В ушах оглушительно, звонко, в груди от возбуждения трепещет каждая жилка, ноги отяжелели и сладостно дрожат. Оглушительно – от прощания, объятий, рукопожатий, от слез и по-женски непосредственного возгласа Галины Николаевны, когда предстал перед ней в полной амуниции:
– Мигенький мой! Какой же ты красавчик!
Из палаты провожали целой толпой: сестры – до самого нижнего этажа, Михаил Васильевич остался на лестничной клетке. Я обернулся на последней ступеньке – он курил папиросу, окутавшись густым дымом, – вот почему весь пропах табаком! Смотрел вслед строго, засунув руки в карманы халата, и мне показалось, он больше ссутулился и постарел: хрящеватый нос на сухом лице выделялся резче, грубее, точно осколок мосла. Что-то шевельнулось в груди: неужели из-за меня?… Я поклонился. Он торопливо высвободил руку из кармана, махнул и, будто устыдившись этого своего движения, повернулся, зашагал по коридору, скрылся за углом.
В гардеробной было пусто: тетя Катя куда-то вышла. Узенькое зеркало висело в простенке, помутневшее от времени, внизу пятнами сошла краска, будто ее изъела редкая оспа. Я невольно покосился. Да, в фуражке, чистой гимнастерке и брюках я был действительно ничего.

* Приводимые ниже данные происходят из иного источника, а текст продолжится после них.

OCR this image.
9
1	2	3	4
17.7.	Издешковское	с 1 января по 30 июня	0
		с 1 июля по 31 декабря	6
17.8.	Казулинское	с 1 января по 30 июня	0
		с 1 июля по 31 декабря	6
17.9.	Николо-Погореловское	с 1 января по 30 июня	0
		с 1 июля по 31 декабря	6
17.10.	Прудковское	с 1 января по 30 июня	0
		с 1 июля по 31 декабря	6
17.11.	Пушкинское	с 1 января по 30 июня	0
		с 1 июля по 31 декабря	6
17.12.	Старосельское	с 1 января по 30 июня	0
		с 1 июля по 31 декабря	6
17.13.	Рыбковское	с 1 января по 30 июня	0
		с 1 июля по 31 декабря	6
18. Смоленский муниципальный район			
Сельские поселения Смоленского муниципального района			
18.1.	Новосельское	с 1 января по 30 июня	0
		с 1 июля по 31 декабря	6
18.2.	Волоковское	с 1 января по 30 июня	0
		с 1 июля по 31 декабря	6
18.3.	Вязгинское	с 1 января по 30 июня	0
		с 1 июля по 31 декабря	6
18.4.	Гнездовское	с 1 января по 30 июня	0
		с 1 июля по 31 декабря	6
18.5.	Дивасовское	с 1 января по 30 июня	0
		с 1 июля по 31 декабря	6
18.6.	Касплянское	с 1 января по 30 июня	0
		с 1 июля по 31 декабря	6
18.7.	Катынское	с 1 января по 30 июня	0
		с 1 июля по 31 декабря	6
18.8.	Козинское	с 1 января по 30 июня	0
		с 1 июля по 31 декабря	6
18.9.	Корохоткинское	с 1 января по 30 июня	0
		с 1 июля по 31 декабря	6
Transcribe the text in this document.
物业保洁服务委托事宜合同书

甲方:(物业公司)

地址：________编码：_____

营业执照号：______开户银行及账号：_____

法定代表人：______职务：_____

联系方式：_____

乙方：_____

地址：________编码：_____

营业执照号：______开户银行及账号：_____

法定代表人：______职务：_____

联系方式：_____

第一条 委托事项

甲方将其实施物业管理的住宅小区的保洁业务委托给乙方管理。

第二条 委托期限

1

Хотя лицо теперь походило, скорее, на неприхотливую мозаичную кладку из прямоугольников и квадратиков: их сваривали, склеивали воедино, поэтому остались шрамы. Будто чуть недоглаженные узенькие ленточки и розовые рубцы, похожие на крученые канатики. Суровее и жестче глядело лицо, и только губы чуточку не вязались с общим выражением – мясистые и красноватые. Припомнилось – врач сказал: "Шрамы и рубцы рассосутся, а губы – лучше будет с девушкой целоваться". Чудак человек!…
– Эва, вещички-то, касатик! Получай.
Тугая на уши, приземистая, с прической "под комсомолку", тетя Катя вынесла из боковой двери шинель, тощий вещмешок. От этих вещей вдруг дохнуло на меня таким знакомым и почему-то неожиданно обрадовавшим меня терпким запахом табака, казармы, солярки, кислым запахом сукна и солдатского пота – я невольно подержал в руках перед собой эти вещи.